The first thing to understand is that passwords aren’t usually guessed by trying through the website. Instead if a website gets hacked the list of all passwords will be downloaded. Now this password won’t be that useful as it’s all encrypted^1 but you know the way the encryption works so if you guess the password you can run the same algorithm on it and check that the garbled output you get matches the garbled password in the stolen list of passwords.

Guessing passwords with brute force is almost never used these days.

Instead attackers scrape already cracked real passwords from datasets of hacked websites in the past (the website might have been poorly built making it easy to get guess the password quickly) and use those to create a dictionary.

Rather than guessing aaaaaaa, then aaaaaab etc. they’ll first try every password in their dictionary of passwords, then try every password but replace i’s and L’s with 1’s, A’s with @’s etc. and try all those combinations. It’s still a lot to try but it’s way less than guessing every password with brute force, and it’s way faster as you’ll get the vast majority of the database of passwords in the first few runs through.
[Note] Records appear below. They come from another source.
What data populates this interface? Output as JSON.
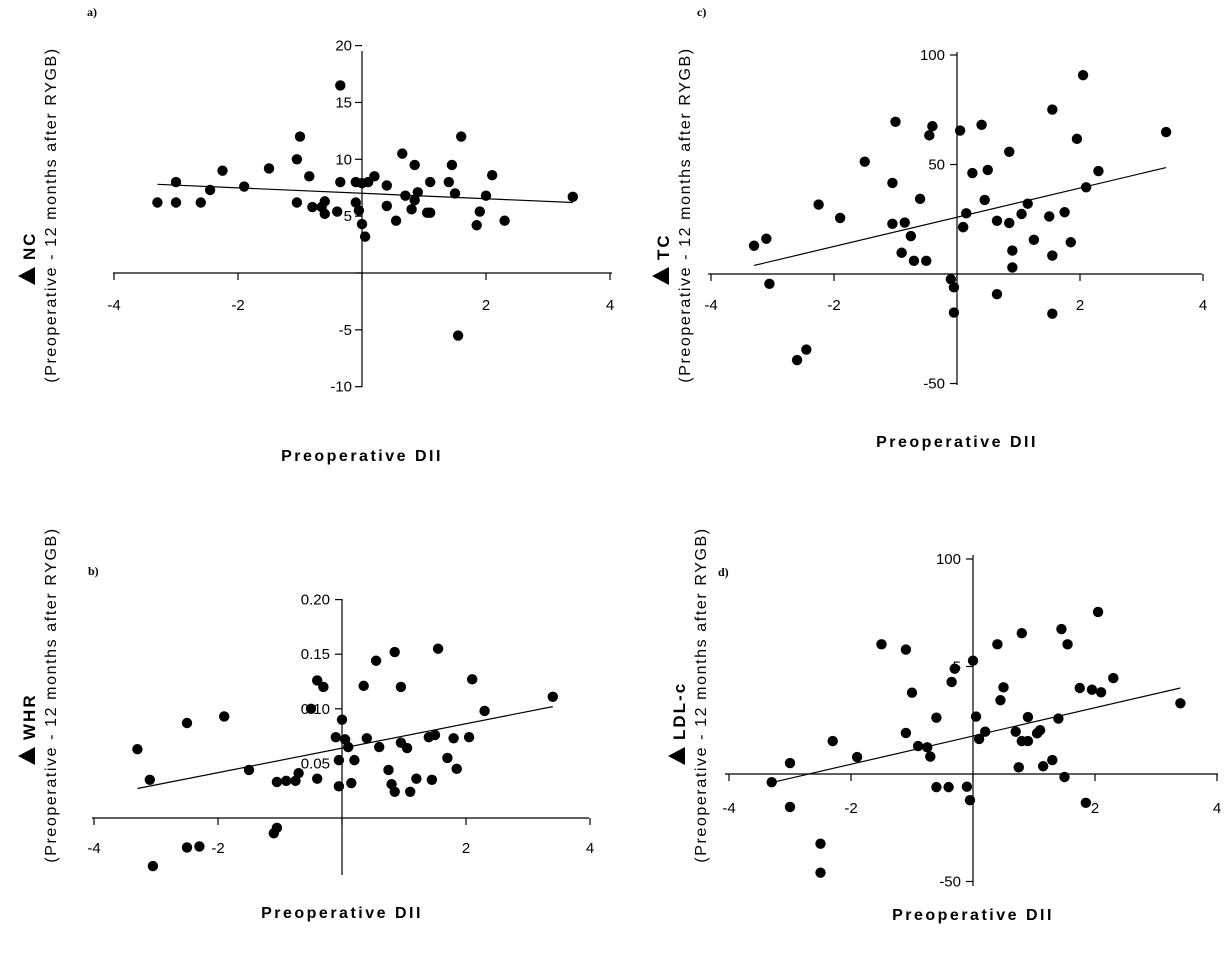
{
  "chart_data": [
    {
      "panel": "a)",
      "type": "scatter",
      "xlabel": "Preoperative DII",
      "ylabel_main": "NC",
      "ylabel_sub": "(Preoperative - 12 months after RYGB)",
      "xlim": [
        -4,
        4
      ],
      "ylim": [
        -10,
        20
      ],
      "xticks": [
        "-4",
        "-2",
        "2",
        "4"
      ],
      "yticks": [
        "-10",
        "-5",
        "5",
        "10",
        "15",
        "20"
      ],
      "fit": {
        "x": [
          -3.3,
          3.4
        ],
        "y": [
          7.8,
          6.2
        ]
      },
      "points": [
        [
          -3.3,
          6.2
        ],
        [
          -3.0,
          8.0
        ],
        [
          -3.0,
          6.2
        ],
        [
          -2.6,
          6.2
        ],
        [
          -2.45,
          7.3
        ],
        [
          -2.25,
          9.0
        ],
        [
          -1.9,
          7.6
        ],
        [
          -1.5,
          9.2
        ],
        [
          -1.05,
          6.2
        ],
        [
          -1.05,
          10.0
        ],
        [
          -1.0,
          12.0
        ],
        [
          -0.85,
          8.5
        ],
        [
          -0.8,
          5.8
        ],
        [
          -0.65,
          5.8
        ],
        [
          -0.6,
          6.3
        ],
        [
          -0.6,
          5.2
        ],
        [
          -0.4,
          5.4
        ],
        [
          -0.35,
          16.5
        ],
        [
          -0.35,
          8.0
        ],
        [
          -0.1,
          8.0
        ],
        [
          -0.1,
          6.2
        ],
        [
          -0.05,
          5.5
        ],
        [
          0.0,
          4.3
        ],
        [
          0.0,
          7.9
        ],
        [
          0.1,
          8.0
        ],
        [
          0.05,
          3.2
        ],
        [
          0.2,
          8.5
        ],
        [
          0.4,
          5.9
        ],
        [
          0.4,
          7.7
        ],
        [
          0.55,
          4.6
        ],
        [
          0.65,
          10.5
        ],
        [
          0.7,
          6.8
        ],
        [
          0.85,
          9.5
        ],
        [
          0.8,
          5.6
        ],
        [
          0.85,
          6.4
        ],
        [
          0.9,
          7.1
        ],
        [
          1.05,
          5.3
        ],
        [
          1.1,
          5.3
        ],
        [
          1.1,
          8.0
        ],
        [
          1.4,
          8.0
        ],
        [
          1.45,
          9.5
        ],
        [
          1.5,
          7.0
        ],
        [
          1.55,
          -5.5
        ],
        [
          1.6,
          12.0
        ],
        [
          1.85,
          4.2
        ],
        [
          1.9,
          5.4
        ],
        [
          2.0,
          6.8
        ],
        [
          2.1,
          8.6
        ],
        [
          2.3,
          4.6
        ],
        [
          3.4,
          6.7
        ]
      ]
    },
    {
      "panel": "b)",
      "type": "scatter",
      "xlabel": "Preoperative DII",
      "ylabel_main": "WHR",
      "ylabel_sub": "(Preoperative - 12 months after RYGB)",
      "xlim": [
        -4,
        4
      ],
      "ylim": [
        -0.05,
        0.2
      ],
      "xticks": [
        "-4",
        "-2",
        "2",
        "4"
      ],
      "yticks": [
        "0.05",
        "0.10",
        "0.15",
        "0.20"
      ],
      "fit": {
        "x": [
          -3.3,
          3.4
        ],
        "y": [
          0.027,
          0.102
        ]
      },
      "points": [
        [
          -3.3,
          0.063
        ],
        [
          -3.1,
          0.035
        ],
        [
          -3.05,
          -0.044
        ],
        [
          -2.5,
          -0.027
        ],
        [
          -2.5,
          0.087
        ],
        [
          -2.3,
          -0.026
        ],
        [
          -1.9,
          0.093
        ],
        [
          -1.5,
          0.044
        ],
        [
          -1.1,
          -0.014
        ],
        [
          -1.05,
          0.033
        ],
        [
          -1.05,
          -0.009
        ],
        [
          -0.9,
          0.034
        ],
        [
          -0.75,
          0.034
        ],
        [
          -0.7,
          0.041
        ],
        [
          -0.5,
          0.1
        ],
        [
          -0.4,
          0.126
        ],
        [
          -0.4,
          0.036
        ],
        [
          -0.3,
          0.12
        ],
        [
          -0.1,
          0.074
        ],
        [
          -0.05,
          0.053
        ],
        [
          -0.05,
          0.029
        ],
        [
          0.0,
          0.09
        ],
        [
          0.05,
          0.072
        ],
        [
          0.1,
          0.065
        ],
        [
          0.15,
          0.032
        ],
        [
          0.2,
          0.053
        ],
        [
          0.35,
          0.121
        ],
        [
          0.4,
          0.073
        ],
        [
          0.55,
          0.144
        ],
        [
          0.6,
          0.065
        ],
        [
          0.75,
          0.044
        ],
        [
          0.8,
          0.031
        ],
        [
          0.85,
          0.024
        ],
        [
          0.85,
          0.152
        ],
        [
          0.95,
          0.12
        ],
        [
          0.95,
          0.069
        ],
        [
          1.05,
          0.064
        ],
        [
          1.1,
          0.024
        ],
        [
          1.2,
          0.036
        ],
        [
          1.4,
          0.074
        ],
        [
          1.45,
          0.035
        ],
        [
          1.5,
          0.076
        ],
        [
          1.55,
          0.155
        ],
        [
          1.7,
          0.055
        ],
        [
          1.8,
          0.073
        ],
        [
          1.85,
          0.045
        ],
        [
          2.05,
          0.074
        ],
        [
          2.1,
          0.127
        ],
        [
          2.3,
          0.098
        ],
        [
          3.4,
          0.111
        ]
      ]
    },
    {
      "panel": "c)",
      "type": "scatter",
      "xlabel": "Preoperative DII",
      "ylabel_main": "TC",
      "ylabel_sub": "(Preoperative - 12 months after RYGB)",
      "xlim": [
        -4,
        4
      ],
      "ylim": [
        -50,
        100
      ],
      "xticks": [
        "-4",
        "-2",
        "2",
        "4"
      ],
      "yticks": [
        "-50",
        "50",
        "100"
      ],
      "fit": {
        "x": [
          -3.3,
          3.4
        ],
        "y": [
          3.9,
          48.6
        ]
      },
      "points": [
        [
          -3.3,
          12.9
        ],
        [
          -3.1,
          16.1
        ],
        [
          -3.05,
          -4.5
        ],
        [
          -2.6,
          -39.3
        ],
        [
          -2.45,
          -34.5
        ],
        [
          -2.25,
          31.7
        ],
        [
          -1.9,
          25.6
        ],
        [
          -1.5,
          51.3
        ],
        [
          -1.05,
          41.6
        ],
        [
          -1.05,
          22.9
        ],
        [
          -1.0,
          69.5
        ],
        [
          -0.9,
          9.7
        ],
        [
          -0.85,
          23.5
        ],
        [
          -0.75,
          17.3
        ],
        [
          -0.7,
          6.0
        ],
        [
          -0.6,
          34.3
        ],
        [
          -0.5,
          6.0
        ],
        [
          -0.45,
          63.3
        ],
        [
          -0.4,
          67.5
        ],
        [
          -0.05,
          -6.1
        ],
        [
          -0.1,
          -2.4
        ],
        [
          -0.05,
          -17.6
        ],
        [
          0.05,
          65.5
        ],
        [
          0.1,
          21.4
        ],
        [
          0.1,
          21.4
        ],
        [
          0.15,
          27.7
        ],
        [
          0.25,
          46.1
        ],
        [
          0.4,
          68.1
        ],
        [
          0.45,
          33.8
        ],
        [
          0.5,
          47.5
        ],
        [
          0.65,
          -9.2
        ],
        [
          0.65,
          24.3
        ],
        [
          0.85,
          55.8
        ],
        [
          0.85,
          23.3
        ],
        [
          0.9,
          10.7
        ],
        [
          0.9,
          3.0
        ],
        [
          1.05,
          27.4
        ],
        [
          1.15,
          32.1
        ],
        [
          1.25,
          15.6
        ],
        [
          1.5,
          26.3
        ],
        [
          1.55,
          75.1
        ],
        [
          1.55,
          8.4
        ],
        [
          1.55,
          -18.1
        ],
        [
          1.75,
          28.2
        ],
        [
          1.85,
          14.5
        ],
        [
          1.95,
          61.7
        ],
        [
          2.05,
          90.8
        ],
        [
          2.1,
          39.6
        ],
        [
          2.3,
          47.0
        ],
        [
          3.4,
          64.8
        ]
      ]
    },
    {
      "panel": "d)",
      "type": "scatter",
      "xlabel": "Preoperative DII",
      "ylabel_main": "LDL-c",
      "ylabel_sub": "(Preoperative - 12 months after RYGB)",
      "xlim": [
        -4,
        4
      ],
      "ylim": [
        -50,
        100
      ],
      "xticks": [
        "-4",
        "-2",
        "2",
        "4"
      ],
      "yticks": [
        "-50",
        "5",
        "100"
      ],
      "fit": {
        "x": [
          -3.3,
          3.4
        ],
        "y": [
          -4.0,
          40.0
        ]
      },
      "points": [
        [
          -3.3,
          -3.8
        ],
        [
          -3.0,
          5.1
        ],
        [
          -3.0,
          -15.3
        ],
        [
          -2.5,
          -32.4
        ],
        [
          -2.5,
          -45.9
        ],
        [
          -2.3,
          15.3
        ],
        [
          -1.9,
          7.9
        ],
        [
          -1.5,
          60.3
        ],
        [
          -1.1,
          19.1
        ],
        [
          -1.1,
          57.9
        ],
        [
          -1.0,
          37.8
        ],
        [
          -0.9,
          13.0
        ],
        [
          -0.75,
          12.4
        ],
        [
          -0.7,
          8.1
        ],
        [
          -0.6,
          26.2
        ],
        [
          -0.6,
          -6.1
        ],
        [
          -0.4,
          -6.1
        ],
        [
          -0.35,
          42.8
        ],
        [
          -0.3,
          49.0
        ],
        [
          -0.1,
          -5.9
        ],
        [
          -0.05,
          -12.2
        ],
        [
          0.0,
          52.7
        ],
        [
          0.05,
          26.7
        ],
        [
          0.1,
          16.3
        ],
        [
          0.2,
          19.7
        ],
        [
          0.4,
          60.3
        ],
        [
          0.45,
          34.3
        ],
        [
          0.5,
          40.3
        ],
        [
          0.7,
          19.7
        ],
        [
          0.75,
          3.1
        ],
        [
          0.8,
          65.5
        ],
        [
          0.8,
          15.3
        ],
        [
          0.9,
          15.3
        ],
        [
          0.9,
          26.5
        ],
        [
          1.05,
          18.9
        ],
        [
          1.1,
          20.4
        ],
        [
          1.15,
          3.6
        ],
        [
          1.3,
          6.5
        ],
        [
          1.4,
          25.8
        ],
        [
          1.45,
          67.4
        ],
        [
          1.5,
          -1.4
        ],
        [
          1.55,
          60.3
        ],
        [
          1.75,
          40.0
        ],
        [
          1.85,
          -13.4
        ],
        [
          1.95,
          39.2
        ],
        [
          2.05,
          75.4
        ],
        [
          2.1,
          38.0
        ],
        [
          2.3,
          44.6
        ],
        [
          3.4,
          32.9
        ]
      ]
    }
  ]
}
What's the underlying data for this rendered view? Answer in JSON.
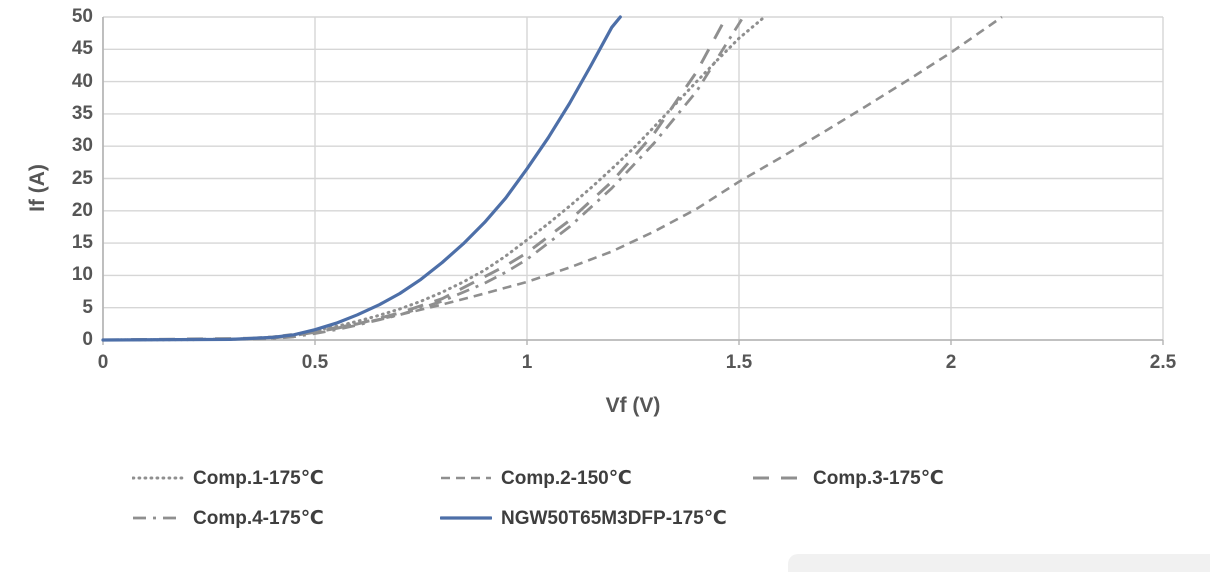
{
  "chart_data": {
    "type": "line",
    "title": "",
    "xlabel": "Vf (V)",
    "ylabel": "If (A)",
    "xlim": [
      0,
      2.5
    ],
    "ylim": [
      0,
      50
    ],
    "grid": true,
    "legend_position": "bottom",
    "x_ticks": {
      "values": [
        0,
        0.5,
        1,
        1.5,
        2,
        2.5
      ],
      "labels": [
        "0",
        "0.5",
        "1",
        "1.5",
        "2",
        "2.5"
      ]
    },
    "y_ticks": {
      "values": [
        0,
        5,
        10,
        15,
        20,
        25,
        30,
        35,
        40,
        45,
        50
      ],
      "labels": [
        "0",
        "5",
        "10",
        "15",
        "20",
        "25",
        "30",
        "35",
        "40",
        "45",
        "50"
      ]
    },
    "series": [
      {
        "name": "Comp.1-175℃",
        "line_style": "dotted",
        "color": "#8f8f8f",
        "points": [
          [
            0,
            0
          ],
          [
            0.3,
            0.1
          ],
          [
            0.4,
            0.4
          ],
          [
            0.45,
            0.8
          ],
          [
            0.5,
            1.5
          ],
          [
            0.55,
            2.1
          ],
          [
            0.6,
            2.9
          ],
          [
            0.65,
            3.8
          ],
          [
            0.7,
            4.8
          ],
          [
            0.75,
            6.0
          ],
          [
            0.8,
            7.4
          ],
          [
            0.85,
            9.0
          ],
          [
            0.9,
            10.8
          ],
          [
            0.95,
            13.0
          ],
          [
            1.0,
            15.5
          ],
          [
            1.05,
            18.0
          ],
          [
            1.1,
            20.7
          ],
          [
            1.15,
            23.5
          ],
          [
            1.2,
            26.5
          ],
          [
            1.25,
            29.6
          ],
          [
            1.3,
            33.0
          ],
          [
            1.35,
            36.5
          ],
          [
            1.4,
            40.0
          ],
          [
            1.45,
            43.4
          ],
          [
            1.5,
            46.7
          ],
          [
            1.56,
            50
          ]
        ]
      },
      {
        "name": "Comp.2-150℃",
        "line_style": "dashed",
        "color": "#8f8f8f",
        "points": [
          [
            0,
            0
          ],
          [
            0.3,
            0.1
          ],
          [
            0.4,
            0.5
          ],
          [
            0.45,
            0.9
          ],
          [
            0.5,
            1.4
          ],
          [
            0.6,
            2.5
          ],
          [
            0.7,
            3.9
          ],
          [
            0.8,
            5.5
          ],
          [
            0.9,
            7.2
          ],
          [
            1.0,
            9.0
          ],
          [
            1.1,
            11.2
          ],
          [
            1.2,
            13.7
          ],
          [
            1.3,
            16.8
          ],
          [
            1.4,
            20.3
          ],
          [
            1.5,
            24.5
          ],
          [
            1.6,
            28.3
          ],
          [
            1.7,
            32.2
          ],
          [
            1.8,
            36.2
          ],
          [
            1.9,
            40.3
          ],
          [
            2.0,
            44.5
          ],
          [
            2.12,
            50
          ]
        ]
      },
      {
        "name": "Comp.3-175℃",
        "line_style": "long-dash",
        "color": "#8f8f8f",
        "points": [
          [
            0,
            0
          ],
          [
            0.4,
            0.3
          ],
          [
            0.45,
            0.7
          ],
          [
            0.5,
            1.2
          ],
          [
            0.55,
            1.8
          ],
          [
            0.6,
            2.5
          ],
          [
            0.7,
            4.2
          ],
          [
            0.8,
            6.4
          ],
          [
            0.9,
            9.8
          ],
          [
            0.95,
            11.5
          ],
          [
            1.0,
            13.5
          ],
          [
            1.1,
            18.5
          ],
          [
            1.2,
            24.5
          ],
          [
            1.3,
            32.0
          ],
          [
            1.4,
            41.5
          ],
          [
            1.47,
            50
          ]
        ]
      },
      {
        "name": "Comp.4-175℃",
        "line_style": "dash-dot",
        "color": "#8f8f8f",
        "points": [
          [
            0,
            0
          ],
          [
            0.4,
            0.2
          ],
          [
            0.45,
            0.5
          ],
          [
            0.5,
            1.0
          ],
          [
            0.55,
            1.6
          ],
          [
            0.6,
            2.3
          ],
          [
            0.7,
            3.9
          ],
          [
            0.8,
            6.0
          ],
          [
            0.9,
            8.8
          ],
          [
            0.95,
            10.5
          ],
          [
            1.0,
            12.5
          ],
          [
            1.1,
            17.5
          ],
          [
            1.2,
            23.5
          ],
          [
            1.3,
            30.5
          ],
          [
            1.4,
            38.5
          ],
          [
            1.51,
            50
          ]
        ]
      },
      {
        "name": "NGW50T65M3DFP-175℃",
        "line_style": "solid",
        "color": "#4d6fa8",
        "points": [
          [
            0,
            0
          ],
          [
            0.3,
            0.1
          ],
          [
            0.4,
            0.4
          ],
          [
            0.45,
            0.8
          ],
          [
            0.5,
            1.6
          ],
          [
            0.55,
            2.6
          ],
          [
            0.6,
            3.9
          ],
          [
            0.65,
            5.4
          ],
          [
            0.7,
            7.2
          ],
          [
            0.75,
            9.4
          ],
          [
            0.8,
            12.0
          ],
          [
            0.85,
            14.9
          ],
          [
            0.9,
            18.2
          ],
          [
            0.95,
            22.0
          ],
          [
            1.0,
            26.5
          ],
          [
            1.05,
            31.3
          ],
          [
            1.1,
            36.6
          ],
          [
            1.15,
            42.4
          ],
          [
            1.2,
            48.4
          ],
          [
            1.22,
            50
          ]
        ]
      }
    ]
  },
  "colors": {
    "grid": "#d6d6d6",
    "axis": "#b3b3b3",
    "tick_text": "#565656",
    "legend_text": "#3e3e3e",
    "accent_blue": "#4d6fa8",
    "curve_gray": "#8f8f8f",
    "background": "#ffffff"
  }
}
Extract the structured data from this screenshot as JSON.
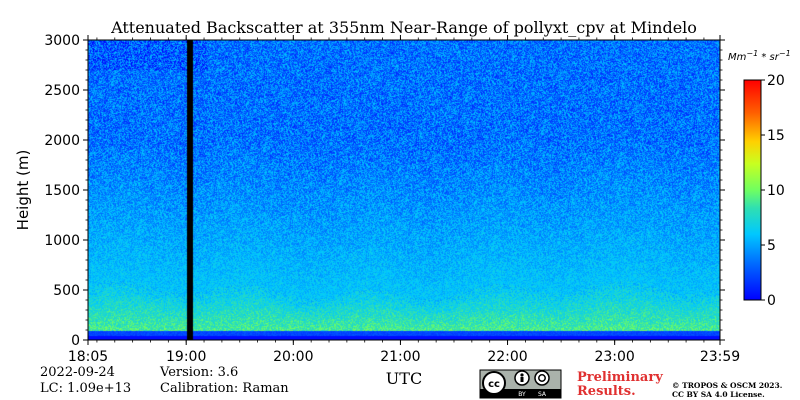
{
  "chart_data": {
    "type": "heatmap",
    "title": "Attenuated Backscatter at 355nm Near-Range of pollyxt_cpv at Mindelo",
    "ylabel": "Height (m)",
    "xlabel": "UTC",
    "ylim": [
      0,
      3000
    ],
    "yticks": [
      0,
      500,
      1000,
      1500,
      2000,
      2500,
      3000
    ],
    "xlim": [
      "18:05",
      "23:59"
    ],
    "xticks": [
      "18:05",
      "19:00",
      "20:00",
      "21:00",
      "22:00",
      "23:00",
      "23:59"
    ],
    "colorbar": {
      "unit": "Mm^-1*sr^-1",
      "range": [
        0,
        20
      ],
      "ticks": [
        0,
        5,
        10,
        15,
        20
      ],
      "colormap": "jet"
    },
    "approx_field": {
      "blind_zone_top_m": 50,
      "near_ground_layer_m": [
        50,
        100
      ],
      "bright_layer_top_m": 500,
      "surface_layer_value": 9,
      "aloft_value": 4,
      "missing_data_time": "19:02"
    }
  },
  "footer": {
    "date": "2022-09-24",
    "lc": "LC: 1.09e+13",
    "version": "Version: 3.6",
    "calibration": "Calibration: Raman",
    "preliminary_1": "Preliminary",
    "preliminary_2": "Results.",
    "copyright_1": "© TROPOS & OSCM 2023.",
    "copyright_2": "CC BY SA 4.0 License.",
    "license_badge": {
      "cc": "cc",
      "by": "BY",
      "sa": "SA"
    }
  }
}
So the reason having numbers and letters and characters is important is not because it’s harder to brute force (although it IS), but because you want a password that’s never been used before and the more different types of characters you have the more likely whatever you choose will be novel.

^1 Yes I know it’s not actually encryption but hashing (and salting), but this is ELI5 and most people kinda get what encryption is so it works for this simplified explanation.